院長が2000円に満たない商品を手にし1000円札2枚と一緒にレジに差し出した。するとレジ係の君は、手にしたをお札をレジに入れることなく目を明暗して見ていたね。あ、目を白黒、だったかな?
まぁいい。この院長が紙幣偽造犯罪者などと思ってはいないだろう君のこころは読み取れた。だが万が一のこともある。「店長、道草を食ってないで早く警察を呼んでください」などいわれたときにはどう対応すればいいのか。いっそのことこちらから犯罪者じゃないことを先に言う方がいいかもしれない。が、それは、智に働けば角が立つように事を荒げるだけではないか。そんな深淵な考慮は「初めて見るお札です」の君の言葉で中断された。
一瞬、数字のでかい最近発行された1000円札かとも思ったが、今までのサイズの数字が書かれたものだ。どこがおかしいのかと訊くと、「人物が夏目漱石になっている」という。たしかに片方の人物は野口英雄だが、片方は夏目漱石だ。

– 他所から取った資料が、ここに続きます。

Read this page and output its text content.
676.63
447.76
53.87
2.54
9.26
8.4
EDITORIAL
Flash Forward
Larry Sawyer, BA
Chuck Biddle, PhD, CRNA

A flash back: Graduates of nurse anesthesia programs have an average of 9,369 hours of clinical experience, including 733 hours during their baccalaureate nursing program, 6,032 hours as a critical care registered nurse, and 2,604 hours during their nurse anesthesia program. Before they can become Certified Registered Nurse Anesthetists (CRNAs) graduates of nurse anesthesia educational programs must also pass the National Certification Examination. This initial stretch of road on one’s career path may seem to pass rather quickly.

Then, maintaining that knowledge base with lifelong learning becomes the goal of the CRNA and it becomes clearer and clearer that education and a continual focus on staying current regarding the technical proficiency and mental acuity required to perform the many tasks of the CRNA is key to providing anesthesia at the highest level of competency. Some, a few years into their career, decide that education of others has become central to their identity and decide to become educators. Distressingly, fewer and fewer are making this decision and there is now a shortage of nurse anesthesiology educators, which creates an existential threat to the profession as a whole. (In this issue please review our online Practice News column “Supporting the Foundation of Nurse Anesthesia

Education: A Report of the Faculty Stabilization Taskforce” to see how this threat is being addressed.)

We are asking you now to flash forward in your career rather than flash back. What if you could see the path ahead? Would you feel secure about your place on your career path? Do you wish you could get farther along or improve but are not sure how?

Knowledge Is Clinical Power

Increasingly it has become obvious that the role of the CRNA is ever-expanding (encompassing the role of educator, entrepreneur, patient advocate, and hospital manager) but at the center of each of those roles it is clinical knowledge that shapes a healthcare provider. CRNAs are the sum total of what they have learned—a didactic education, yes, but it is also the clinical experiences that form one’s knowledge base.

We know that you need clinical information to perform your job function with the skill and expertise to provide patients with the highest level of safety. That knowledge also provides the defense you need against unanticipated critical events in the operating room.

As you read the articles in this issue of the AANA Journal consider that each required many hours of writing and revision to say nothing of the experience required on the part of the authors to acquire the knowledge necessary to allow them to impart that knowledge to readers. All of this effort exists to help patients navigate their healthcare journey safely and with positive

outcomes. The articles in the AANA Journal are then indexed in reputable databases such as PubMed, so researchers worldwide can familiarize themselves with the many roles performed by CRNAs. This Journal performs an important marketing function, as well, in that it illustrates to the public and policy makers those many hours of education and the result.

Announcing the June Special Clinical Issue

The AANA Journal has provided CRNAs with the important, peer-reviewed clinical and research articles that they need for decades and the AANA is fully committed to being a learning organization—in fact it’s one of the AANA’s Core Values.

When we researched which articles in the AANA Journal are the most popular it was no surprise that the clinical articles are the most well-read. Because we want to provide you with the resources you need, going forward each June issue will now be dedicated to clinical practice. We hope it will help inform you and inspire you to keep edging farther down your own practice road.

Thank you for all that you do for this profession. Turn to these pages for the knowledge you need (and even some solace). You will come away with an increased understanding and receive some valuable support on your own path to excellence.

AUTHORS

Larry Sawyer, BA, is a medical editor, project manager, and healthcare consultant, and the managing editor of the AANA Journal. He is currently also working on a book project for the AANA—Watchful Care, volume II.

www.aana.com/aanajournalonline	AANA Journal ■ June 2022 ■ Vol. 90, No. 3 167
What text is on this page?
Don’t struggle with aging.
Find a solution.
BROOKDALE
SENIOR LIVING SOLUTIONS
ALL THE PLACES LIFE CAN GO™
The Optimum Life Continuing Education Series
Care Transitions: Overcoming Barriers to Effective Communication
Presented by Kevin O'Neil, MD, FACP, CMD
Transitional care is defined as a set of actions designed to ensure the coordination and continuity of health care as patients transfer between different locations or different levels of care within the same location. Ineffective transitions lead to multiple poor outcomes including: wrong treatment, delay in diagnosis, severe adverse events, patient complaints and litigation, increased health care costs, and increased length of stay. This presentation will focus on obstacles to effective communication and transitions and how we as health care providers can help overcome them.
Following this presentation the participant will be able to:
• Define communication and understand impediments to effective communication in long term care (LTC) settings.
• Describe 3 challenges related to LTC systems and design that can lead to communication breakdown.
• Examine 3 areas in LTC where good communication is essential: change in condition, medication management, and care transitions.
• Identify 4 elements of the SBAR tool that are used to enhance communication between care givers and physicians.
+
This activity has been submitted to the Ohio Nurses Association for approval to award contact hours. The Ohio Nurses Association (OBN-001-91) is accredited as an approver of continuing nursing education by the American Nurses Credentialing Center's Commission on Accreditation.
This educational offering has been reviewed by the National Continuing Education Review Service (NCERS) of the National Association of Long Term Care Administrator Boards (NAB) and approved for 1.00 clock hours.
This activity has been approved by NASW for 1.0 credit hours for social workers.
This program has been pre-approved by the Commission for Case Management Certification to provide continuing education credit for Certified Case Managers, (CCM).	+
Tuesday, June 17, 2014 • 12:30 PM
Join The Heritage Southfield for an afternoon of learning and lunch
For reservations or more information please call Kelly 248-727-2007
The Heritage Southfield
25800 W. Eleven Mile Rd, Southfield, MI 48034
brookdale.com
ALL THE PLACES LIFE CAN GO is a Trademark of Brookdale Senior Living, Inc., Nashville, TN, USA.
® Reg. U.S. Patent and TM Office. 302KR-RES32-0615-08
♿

なるほど、君は若い。若くて、いいとこの坊ちゃん風だから知らないかもしれない。だがな、レジ係を続けるつもりなら、虞美人草は見たことはないかもしれないが、こんな1000円札もあることぐらい覚えていた方がいい。
でも、レジ係は彼岸過までと考えているのなら、それはそれでいいだろう。
で、それから、と訊かれても困る。吾輩は猫ではないけど、いっそうのこと猫になって、なにもニャーとメモをごまかしたい。